Deutschland Vorreiter bei alternativen Energien

Auf dem G8-Gipfel der sieben führenden Industrieländer und Russlands ist Deutschland bei der Atomenergie inzwischen isoliert, seit auch Italien nach dem Regierungswechsel vor wenigen Monaten umgeschwenkt ist. Im Koalitionsvertrag mit der Union hatte die SPD vor drei Jahren den zuvor mit den Grünen gegenüber der Wirtschaft durchgesetzten Atomausstieg festgeschrieben.

Der Umweltberater von US-Präsident George W. Bush, Jim Connaughton, bezeichnete in Toyako die Nutzung der Atomkraft als "Lackmustest für die Ernsthaftigkeit" beim Kampf gegen die Klimaerwärmung. Wer wirklich Treibhausgase verringern wolle, komme an der Atomkraft nicht vorbei. Diese Position geht aber auch Merkel offenbar zu weit. "Ich bin bekanntermaßen jemand, der sagt, man sollte die Kernkraftwerke in Deutschland nicht frühzeitig abschalten", sagte sie zu Beginn des dreitägigen G8-Gipfels, bei dem die Klima- und Energiepolitik eines der zentralen Themen ist. Allerdings werde sich an der Kernkraft auch nicht die Zukunft des Klimaschutzes entscheiden, schränkte sie ein und plädierte für Investitionen in erneuerbare Energien, mehr Energieeffizienz oder neue Antriebstechnologien. Hier könnten andere Staaten bereits viel vom deutschen Vorsprung profitieren.
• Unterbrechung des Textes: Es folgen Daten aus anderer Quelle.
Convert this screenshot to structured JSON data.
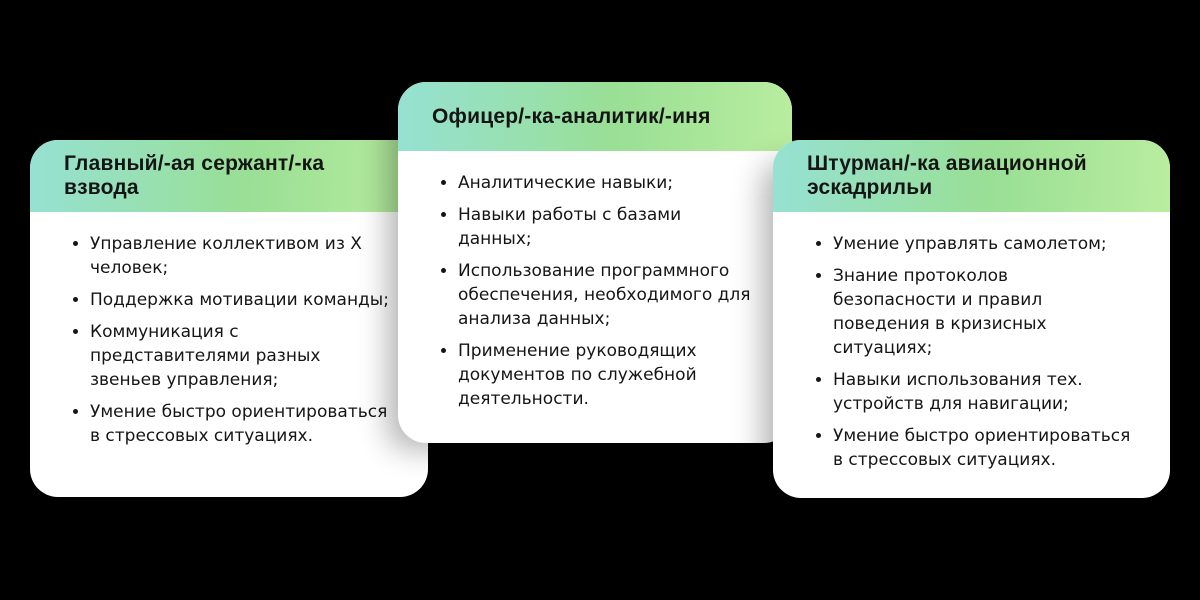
{
  "colors": {
    "background": "#000000",
    "card_bg": "#ffffff",
    "text": "#151515",
    "header_gradient_start": "#96e1d3",
    "header_gradient_mid": "#99df95",
    "header_gradient_end": "#b9ed9f"
  },
  "cards": [
    {
      "title": "Главный/-ая сержант/-ка взвода",
      "items": [
        "Управление коллективом из X человек;",
        "Поддержка мотивации команды;",
        "Коммуникация с представителями разных звеньев управления;",
        "Умение быстро ориентироваться в стрессовых ситуациях."
      ]
    },
    {
      "title": "Офицер/-ка-аналитик/-иня",
      "items": [
        "Аналитические навыки;",
        "Навыки работы с базами данных;",
        "Использование программного обеспечения, необходимого для анализа данных;",
        "Применение руководящих документов по служебной деятельности."
      ]
    },
    {
      "title": "Штурман/-ка авиационной эскадрильи",
      "items": [
        "Умение управлять самолетом;",
        "Знание протоколов безопасности и правил поведения в кризисных ситуациях;",
        "Навыки использования тех. устройств для навигации;",
        "Умение быстро ориентироваться в стрессовых ситуациях."
      ]
    }
  ]
}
Die Kernenergie wird in vielen Ländern trotz der ungelösten Entsorgung des radioaktiven Atommülls als klimafreundliche, CO2-freie Energie betrachtet. So planen Länder wie die USA und Großbritannien den Bau neuer Reaktoren.

Merkel auch innenpolitisch unter Druck

CDU und CSU sehen sich aber spätestens seit der Preisexplosion beim Öl in der Forderung nach längeren Laufzeiten der 17 deutschen Reaktoren bestätigt. Die Energiekonzerne sollen die zusätzlichen Gewinne dann zum Teil zur Senkung der Strompreise einsetzen.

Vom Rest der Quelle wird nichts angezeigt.